On Wednesday, the Federal Reserve reduced its benchmark interest rate by 25 basis points, marking the first rate cut since December 2024. Central bank officials also projected two additional rate reductions this year, citing growing concerns about labor market softening and economic headwinds.

Fed’s Decision

  • The Fed’s move brings its target federal funds rate to a range of 4 percent to 4.25 percent, aligning with expectations on Wall Street. (CNBC, Sept. 17)
  • Fed Chair Jerome Powell emphasized that while inflation remains above the 2 percent target, rising signs of labor market weakness justify a more accommodative stance.
  • Governor Stephen Miran, confirmed to the Fed Board on Monday, cast the lone dissent in favor of a steeper half-point cut.
  • The central bank’s latest projections signal two more rate cuts before year-end, though the “dot plot” of officials’ individual expectations varied considerably.

Housing Impact

  • Mortgage rates have responded quickly to the Fed’s decision, falling to 6.17 percent as of Thursday—the lowest level in nearly a year. (Fortune, Sept. 18)
  • However, mortgage rates remain elevated compared to pre-pandemic levels, leaving many prospective homebuyers priced out. Home values remain roughly 50 percent higher than at the start of the decade. (AP News, Sept. 18)
  • Chair Powell acknowledged that monetary policy alone cannot solve the nation’s housing affordability crisis. “There’s a deeper problem here, that’s not a cyclical problem that the Fed can address, and that is just a pretty much nationwide housing shortage,” he said. (CNN, Sept. 17)
  • The Real Estate Roundtable (RER) continues to advocate for bipartisan solutions that increase housing supply and reduce regulatory barriers to new development, such as the Road to Housing Act (S. 2651) and the Revitalizing Downtowns and Main Streets Act (H.R. 2410).

Implications for CRE

(L-R): Jef Conn, Jeffrey DeBoer, and Shannon McGahn
  • The Fed’s rate cut comes soon after the release of RER’s Q3 2025 Sentiment Index, which reflected cautious optimism among CRE executives.

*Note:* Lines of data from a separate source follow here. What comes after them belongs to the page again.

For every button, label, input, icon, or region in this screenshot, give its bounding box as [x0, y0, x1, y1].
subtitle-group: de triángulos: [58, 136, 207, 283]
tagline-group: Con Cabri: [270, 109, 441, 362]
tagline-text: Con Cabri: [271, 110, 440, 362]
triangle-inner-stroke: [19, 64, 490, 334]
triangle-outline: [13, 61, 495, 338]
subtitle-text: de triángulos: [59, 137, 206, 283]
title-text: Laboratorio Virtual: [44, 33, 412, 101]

The Index rose 13 points from last quarter to a score of 67, as signs of stabilization and sector-specific growth have started to emerge. (Roundtable Weekly, Sept. 5)
  • Interest rate cuts could provide a modest tailwind for CRE markets, although some property types remain under pressure.
  • Further reductions in borrowing costs into 2026 could support more robust valuations and transaction activity. (Multifamily Dive, Sept. 17)
  • At the 2025 C5 + CCIM Global Summit in Chicago this week, RER President & CEO Jeffrey DeBoer joined Shannon McGahn (Executive Vice President and Chief Advocacy Officer, National Association of REALTORS®) and Jef Conn (Industrial & Office Specialist, Coldwell Banker Commercial Capital Advisors) on a panel to discuss the bipartisan nature of the nation’s affordable housing crisis.
  • DeBoer emphasized the need for a construction visa program to expand the labor force and build more supply, along with policies such as YIMBY legislation, property conversion incentives, and permitting reforms to help address the crisis.

The Fed’s next rate decision is scheduled for Oct. 29, with the final FOMC meeting of the year set in early December.